DBS, OCBC, UOB again sweep top three spots as Singapore's most valuable brands

ATM machines from UOB, DBS and OCBC Bank, at Changi Airport terminal 2.
ATM machines from UOB, DBS and OCBC Bank, at Changi Airport terminal 2.PHOTO: ST FILE

SINGAPORE - DBS, with S$7.37 billion in brand value, held on to top place as Singapore's most valuable brand for the fifth year running, according to an annual ranking by consultancy Brand Finance.

OCBC and UOB again finished second and third respectively with brand values of S$4.97 billion and S$4.93 billion.

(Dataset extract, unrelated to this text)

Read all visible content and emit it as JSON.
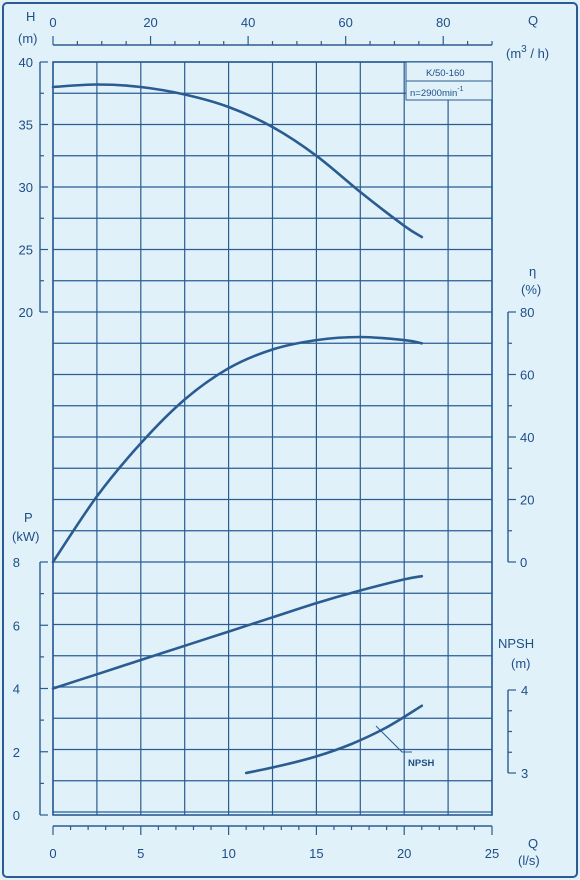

Notably, UOB was the most improved brand, gaining in value by S$1.19 billion to narrow the gap with OCBC.

Brand Finance said the three local banks have been performing well for a number of years and there are no contenders now capable of challenging them for the top three spots.

"We see the more aggressive moves from the banks particularly in mergers & acquisitions, with DBS acquiring wealth and retail business of ANZ in five markets and OCBC acquiring National Australia Bank and Barclays wealth business in Singapore and Hong Kong," said Mr David Haigh, group CEO of Brand Finance. "These will provide a boost to the brands' values after the business integration and we expect the top three spots will continue to be dominated by the banks next year."

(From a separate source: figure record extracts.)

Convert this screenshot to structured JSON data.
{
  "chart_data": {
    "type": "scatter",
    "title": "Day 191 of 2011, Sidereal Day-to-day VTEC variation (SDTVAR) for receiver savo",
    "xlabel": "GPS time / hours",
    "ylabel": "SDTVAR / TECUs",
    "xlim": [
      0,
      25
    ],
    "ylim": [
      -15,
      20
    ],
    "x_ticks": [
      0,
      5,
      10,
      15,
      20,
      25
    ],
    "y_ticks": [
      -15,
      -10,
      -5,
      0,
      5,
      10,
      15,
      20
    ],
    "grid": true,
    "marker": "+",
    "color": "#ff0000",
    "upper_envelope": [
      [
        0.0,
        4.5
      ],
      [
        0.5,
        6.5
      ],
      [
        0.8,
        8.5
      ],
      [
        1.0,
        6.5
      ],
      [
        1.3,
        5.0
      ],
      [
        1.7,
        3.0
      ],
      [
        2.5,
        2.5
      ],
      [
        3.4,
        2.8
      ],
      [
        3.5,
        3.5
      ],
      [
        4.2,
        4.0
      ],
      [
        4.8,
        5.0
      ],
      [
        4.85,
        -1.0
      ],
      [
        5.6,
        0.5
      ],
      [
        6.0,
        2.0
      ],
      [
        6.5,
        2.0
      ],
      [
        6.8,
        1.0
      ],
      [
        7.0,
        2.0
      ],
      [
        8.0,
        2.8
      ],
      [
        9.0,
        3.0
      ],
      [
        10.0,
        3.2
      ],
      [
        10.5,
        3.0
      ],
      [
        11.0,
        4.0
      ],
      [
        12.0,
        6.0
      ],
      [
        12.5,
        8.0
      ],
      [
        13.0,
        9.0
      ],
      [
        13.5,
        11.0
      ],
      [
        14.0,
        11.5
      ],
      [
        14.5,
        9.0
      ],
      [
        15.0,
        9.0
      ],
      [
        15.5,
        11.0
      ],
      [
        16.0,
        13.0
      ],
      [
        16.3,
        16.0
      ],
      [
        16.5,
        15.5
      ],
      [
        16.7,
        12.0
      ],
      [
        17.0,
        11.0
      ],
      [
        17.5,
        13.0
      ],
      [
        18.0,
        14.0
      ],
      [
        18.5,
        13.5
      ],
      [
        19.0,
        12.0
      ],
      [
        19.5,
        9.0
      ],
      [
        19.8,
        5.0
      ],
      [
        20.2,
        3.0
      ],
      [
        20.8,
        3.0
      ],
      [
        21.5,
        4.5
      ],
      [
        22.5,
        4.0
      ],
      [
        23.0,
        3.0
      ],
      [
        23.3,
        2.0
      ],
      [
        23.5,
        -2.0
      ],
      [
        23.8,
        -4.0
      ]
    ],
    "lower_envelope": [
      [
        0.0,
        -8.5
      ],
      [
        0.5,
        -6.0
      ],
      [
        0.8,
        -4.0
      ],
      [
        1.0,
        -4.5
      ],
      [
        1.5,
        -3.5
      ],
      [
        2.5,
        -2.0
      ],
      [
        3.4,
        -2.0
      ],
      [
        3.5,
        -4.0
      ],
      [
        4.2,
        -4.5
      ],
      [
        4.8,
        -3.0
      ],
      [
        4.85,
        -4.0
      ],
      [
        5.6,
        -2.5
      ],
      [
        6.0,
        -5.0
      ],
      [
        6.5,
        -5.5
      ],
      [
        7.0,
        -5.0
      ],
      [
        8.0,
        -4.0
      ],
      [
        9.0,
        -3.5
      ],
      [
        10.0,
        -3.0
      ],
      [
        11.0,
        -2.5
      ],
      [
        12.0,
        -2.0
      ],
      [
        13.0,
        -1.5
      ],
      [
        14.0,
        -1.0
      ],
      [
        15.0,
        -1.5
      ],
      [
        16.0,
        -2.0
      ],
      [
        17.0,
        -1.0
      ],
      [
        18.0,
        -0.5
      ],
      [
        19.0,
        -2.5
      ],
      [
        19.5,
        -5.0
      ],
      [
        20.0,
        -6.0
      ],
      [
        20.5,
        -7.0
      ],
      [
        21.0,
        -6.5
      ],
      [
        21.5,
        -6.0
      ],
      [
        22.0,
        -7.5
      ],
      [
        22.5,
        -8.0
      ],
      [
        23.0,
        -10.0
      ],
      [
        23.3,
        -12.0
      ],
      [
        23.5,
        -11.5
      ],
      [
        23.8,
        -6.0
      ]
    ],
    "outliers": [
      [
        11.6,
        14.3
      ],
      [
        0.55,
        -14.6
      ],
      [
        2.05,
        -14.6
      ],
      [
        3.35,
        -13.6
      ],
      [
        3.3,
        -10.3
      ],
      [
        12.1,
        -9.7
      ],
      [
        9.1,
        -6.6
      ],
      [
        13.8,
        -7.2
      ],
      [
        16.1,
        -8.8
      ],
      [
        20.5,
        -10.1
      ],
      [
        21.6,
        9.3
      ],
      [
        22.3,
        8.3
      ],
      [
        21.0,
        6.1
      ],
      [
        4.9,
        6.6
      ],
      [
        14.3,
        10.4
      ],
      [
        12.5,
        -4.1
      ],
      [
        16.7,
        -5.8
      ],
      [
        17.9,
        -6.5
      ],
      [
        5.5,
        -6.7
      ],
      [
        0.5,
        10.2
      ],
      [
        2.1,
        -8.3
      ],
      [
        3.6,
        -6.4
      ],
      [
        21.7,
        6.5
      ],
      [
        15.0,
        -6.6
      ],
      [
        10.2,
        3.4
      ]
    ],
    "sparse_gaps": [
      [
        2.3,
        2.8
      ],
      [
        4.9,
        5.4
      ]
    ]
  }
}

ComfortDelGro and Genting Singapore, which saw their brand value grow 12 per cent and 23 per cent respectively, made their way into the top 10, replacing Sembcorp and Keppel, both hit by the slump in the shipping industry over the last two years.

CapitaLand's brand value surged 69 per cent, but it just missed the top 10 spot, finishing in 11th place.

Source: Brand Finance

The Big Three banks contributed 30 per cent of the total brand value in Singapore, up from 27 per cent last year.

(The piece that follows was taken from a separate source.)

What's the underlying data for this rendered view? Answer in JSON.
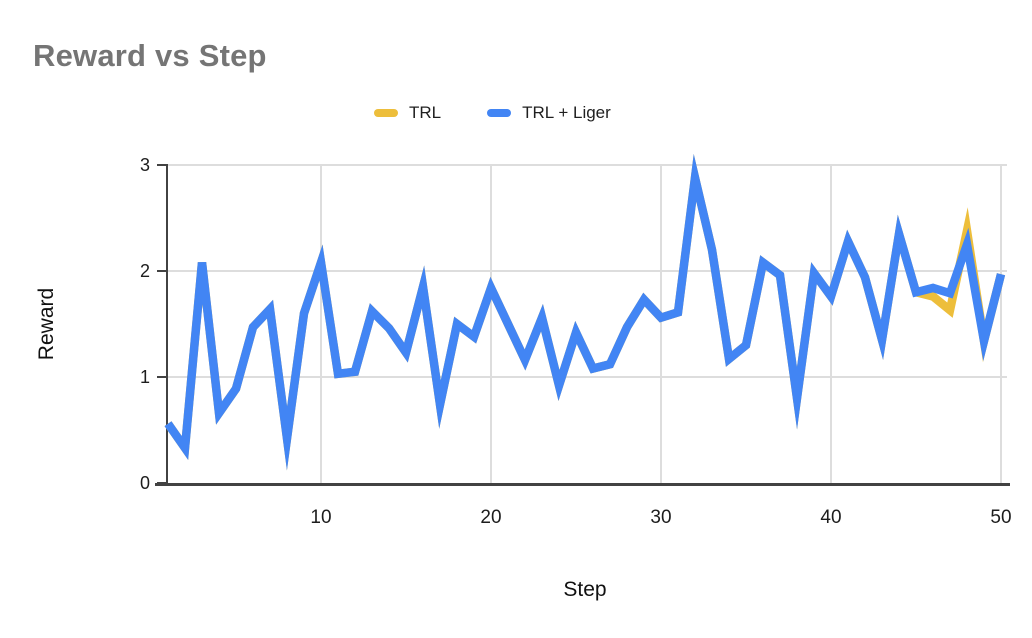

"The growth is in line with other financial brands around the world but we wish to see a more diverse mix at the top," said Mr Haigh.

The Singapore top 100 brand ranking  remains very top heavy - the top 10 brands contribute 57 per cent of the total value while the bottom 50 account for only 7 per cent.

Mr Samir Dixit, managing director of Brand Finance Asia Pacific, also highlighted that while Singapore brands have grown considerably  in value overall, brand strength for remains a concern for most.

The average strength of Singapore's top 100 brands, as measured by a Brand Finance index, dropped from 60.3 in 2016 to 59.6 this year.

"The brands have remained stagnant in terms of their brand strength and while they may be doing well locally, they have been losing out to some of the key competitors in the region as they lack competitiveness outside of the Singapore market," said Mr Dixit.

"What's extremely alarming is that the 'BBB' rated brands have increased to a whopping 13 in total, up from 1 in 2016," he added.

Singapore Airlines was named the strongest brand, with a triple-A brand rating, along with DBS and OCBC. However, it is also the only brand in the top 10 to lose brand value due to weaker business performance.

Mr Dixit also challenged the Singapore companies to be more brand-driven and not sales or offers-driven.

"These while help sell in the short term, might destroy the long term value and the strength of the brand," he said. "Brand has to be a strategic agenda for the senior management and boards and must be managed like any other business asset and not just a legal trademark."